New methods have been developed to analyze human genetic structural variation at high resolutions. The methods used to test the genome are in either a specific targeted way or in a genome wide manner. For Genome wide tests, array-based comparative genome hybridization approaches bring the best genome wide scans to find new copy number variants. These techniques use DNA fragments that are labeled from a genome of interest and are hybridized, with another genome labeled differently, to arrays spotted with cloned DNA fragments. This reveals copy number differences between two genomes.

For targeted genome examinations, the best assays for checking specific areas of the genome are primarily PCR based. The best established of the PCR based methods is real time quantitative polymerase chain reaction (qPCR). A different approach is to specifically check certain areas that surround known segmental duplications since they are usually areas of copy number variation. An SNP genotyping method that offers independent fluorescence intensities for two alleles can be used to target the nucleotides in between two copies of a segmental duplication. From this, an increase in intensity from one of the alleles compared to the other can be observed.

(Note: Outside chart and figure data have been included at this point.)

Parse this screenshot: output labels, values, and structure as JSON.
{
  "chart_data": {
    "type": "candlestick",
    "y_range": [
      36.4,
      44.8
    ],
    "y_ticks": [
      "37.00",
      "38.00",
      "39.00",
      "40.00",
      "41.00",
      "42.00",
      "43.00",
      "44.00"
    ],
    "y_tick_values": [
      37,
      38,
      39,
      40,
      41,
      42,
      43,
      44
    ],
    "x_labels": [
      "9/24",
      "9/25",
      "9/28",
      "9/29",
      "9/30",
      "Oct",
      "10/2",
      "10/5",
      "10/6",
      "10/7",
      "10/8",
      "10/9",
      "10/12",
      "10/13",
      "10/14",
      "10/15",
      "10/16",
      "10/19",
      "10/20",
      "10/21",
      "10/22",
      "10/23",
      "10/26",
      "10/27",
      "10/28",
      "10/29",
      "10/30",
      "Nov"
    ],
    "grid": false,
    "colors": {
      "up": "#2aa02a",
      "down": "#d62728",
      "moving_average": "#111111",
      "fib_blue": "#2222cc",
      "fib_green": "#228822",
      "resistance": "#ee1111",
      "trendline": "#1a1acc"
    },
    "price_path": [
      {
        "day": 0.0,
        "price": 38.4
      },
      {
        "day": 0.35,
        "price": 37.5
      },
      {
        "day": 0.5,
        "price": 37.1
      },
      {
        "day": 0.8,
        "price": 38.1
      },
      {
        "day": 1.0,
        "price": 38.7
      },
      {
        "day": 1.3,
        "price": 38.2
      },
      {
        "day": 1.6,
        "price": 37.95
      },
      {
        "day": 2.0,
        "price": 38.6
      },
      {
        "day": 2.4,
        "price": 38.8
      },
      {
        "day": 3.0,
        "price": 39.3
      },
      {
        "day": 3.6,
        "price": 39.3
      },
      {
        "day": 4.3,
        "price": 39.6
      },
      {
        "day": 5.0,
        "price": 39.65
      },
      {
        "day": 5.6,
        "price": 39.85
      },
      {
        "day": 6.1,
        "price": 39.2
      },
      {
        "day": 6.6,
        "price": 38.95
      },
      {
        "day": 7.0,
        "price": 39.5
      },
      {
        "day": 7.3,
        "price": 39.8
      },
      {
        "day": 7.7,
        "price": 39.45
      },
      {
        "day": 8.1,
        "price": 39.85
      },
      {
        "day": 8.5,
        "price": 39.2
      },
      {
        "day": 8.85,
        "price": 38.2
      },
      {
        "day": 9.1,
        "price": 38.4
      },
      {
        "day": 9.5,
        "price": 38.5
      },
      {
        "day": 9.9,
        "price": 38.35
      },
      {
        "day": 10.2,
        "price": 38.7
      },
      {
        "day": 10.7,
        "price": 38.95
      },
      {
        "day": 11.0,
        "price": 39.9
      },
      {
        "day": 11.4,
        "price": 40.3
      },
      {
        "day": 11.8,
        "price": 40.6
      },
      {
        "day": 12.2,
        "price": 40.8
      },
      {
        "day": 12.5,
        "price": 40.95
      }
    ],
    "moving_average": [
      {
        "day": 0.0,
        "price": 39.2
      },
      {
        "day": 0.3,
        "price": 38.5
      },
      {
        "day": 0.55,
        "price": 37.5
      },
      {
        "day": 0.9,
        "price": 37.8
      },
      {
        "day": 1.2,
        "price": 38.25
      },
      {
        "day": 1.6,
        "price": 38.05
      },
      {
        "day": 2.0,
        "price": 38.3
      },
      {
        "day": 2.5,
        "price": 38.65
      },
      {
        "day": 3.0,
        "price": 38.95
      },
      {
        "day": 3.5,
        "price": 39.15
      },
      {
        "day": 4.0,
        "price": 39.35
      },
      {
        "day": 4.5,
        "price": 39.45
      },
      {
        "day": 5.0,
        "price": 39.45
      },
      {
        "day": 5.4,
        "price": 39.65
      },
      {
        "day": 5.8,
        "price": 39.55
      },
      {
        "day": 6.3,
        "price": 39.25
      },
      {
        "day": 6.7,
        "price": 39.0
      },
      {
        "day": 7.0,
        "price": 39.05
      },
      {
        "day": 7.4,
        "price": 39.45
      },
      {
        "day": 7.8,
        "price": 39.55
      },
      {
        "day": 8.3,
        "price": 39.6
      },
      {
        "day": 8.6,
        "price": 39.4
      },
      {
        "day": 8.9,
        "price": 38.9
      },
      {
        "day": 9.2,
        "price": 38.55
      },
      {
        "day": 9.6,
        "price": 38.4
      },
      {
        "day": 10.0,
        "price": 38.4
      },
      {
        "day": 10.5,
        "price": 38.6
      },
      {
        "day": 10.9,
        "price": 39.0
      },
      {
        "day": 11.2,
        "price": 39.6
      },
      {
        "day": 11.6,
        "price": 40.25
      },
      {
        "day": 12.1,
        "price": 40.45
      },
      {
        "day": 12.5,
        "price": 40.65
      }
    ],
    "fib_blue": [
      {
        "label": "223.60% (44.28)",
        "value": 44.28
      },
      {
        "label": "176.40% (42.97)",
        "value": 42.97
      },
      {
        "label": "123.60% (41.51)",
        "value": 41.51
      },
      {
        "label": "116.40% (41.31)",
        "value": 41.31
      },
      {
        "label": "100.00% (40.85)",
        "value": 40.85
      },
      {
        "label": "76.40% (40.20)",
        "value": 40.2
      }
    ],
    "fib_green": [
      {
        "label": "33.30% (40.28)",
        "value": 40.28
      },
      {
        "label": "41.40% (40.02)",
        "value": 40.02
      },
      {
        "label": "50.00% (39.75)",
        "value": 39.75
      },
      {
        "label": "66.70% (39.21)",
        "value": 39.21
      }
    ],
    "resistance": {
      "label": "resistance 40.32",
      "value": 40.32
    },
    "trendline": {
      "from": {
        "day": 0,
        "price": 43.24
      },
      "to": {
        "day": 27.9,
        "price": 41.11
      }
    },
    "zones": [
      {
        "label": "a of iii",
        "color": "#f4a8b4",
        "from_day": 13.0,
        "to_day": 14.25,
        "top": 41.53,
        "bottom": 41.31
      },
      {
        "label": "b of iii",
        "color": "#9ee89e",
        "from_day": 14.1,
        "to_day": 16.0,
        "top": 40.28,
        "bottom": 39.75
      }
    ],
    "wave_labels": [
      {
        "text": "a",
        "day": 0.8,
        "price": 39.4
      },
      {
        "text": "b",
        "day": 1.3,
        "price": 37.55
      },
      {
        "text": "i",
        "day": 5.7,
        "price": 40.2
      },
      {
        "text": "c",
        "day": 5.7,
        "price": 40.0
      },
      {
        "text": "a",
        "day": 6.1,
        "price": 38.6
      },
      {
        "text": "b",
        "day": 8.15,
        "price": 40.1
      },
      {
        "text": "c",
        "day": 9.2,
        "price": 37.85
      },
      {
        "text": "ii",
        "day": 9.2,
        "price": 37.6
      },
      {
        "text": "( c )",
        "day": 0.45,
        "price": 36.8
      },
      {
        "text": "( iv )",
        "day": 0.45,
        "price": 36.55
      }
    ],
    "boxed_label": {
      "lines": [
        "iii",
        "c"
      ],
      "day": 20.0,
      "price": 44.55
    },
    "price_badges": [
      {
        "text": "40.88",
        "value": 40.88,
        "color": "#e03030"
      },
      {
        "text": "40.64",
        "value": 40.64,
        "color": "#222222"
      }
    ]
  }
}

With the development of next-generation sequencing (NGS) technology, four classes of strategies for the detection of structural variants with NGS data have been reported, with each being based on patterns that are diagnostic of different classes of SV.
- Read-depth or read-count methods assume a random distribution (e.g. Poisson distribution) of reads from short read sequencing. The divergence from this distribution is investigated to discover duplications and deletions. Regions with duplication will show higher read depth while those with deletion will result in lower read depth.
- Split-read methods enable detection of insertions (including mobile element insertions) and deletions down to single base-pair resolution. The presence of a SV is identified from discontinuous alignment to the reference genome. A gap in the read marks a deletion and in the reference marks an insertion.
- Read pair methods examine the length and orientation of paired-end reads from short read sequencing data. For example, read pairs further apart than expected indicate a deletion. Translocations, inversions and tandem duplications can likewise be discovered using read-pairs.
- De novo sequence assembly may be applied with reads that are accurate enough. While, in practice, use of this method is limited by the length of sequence reads, long read based genome assemblies offer structural variation discovery for classes such as insertions that escape detection when using other methods.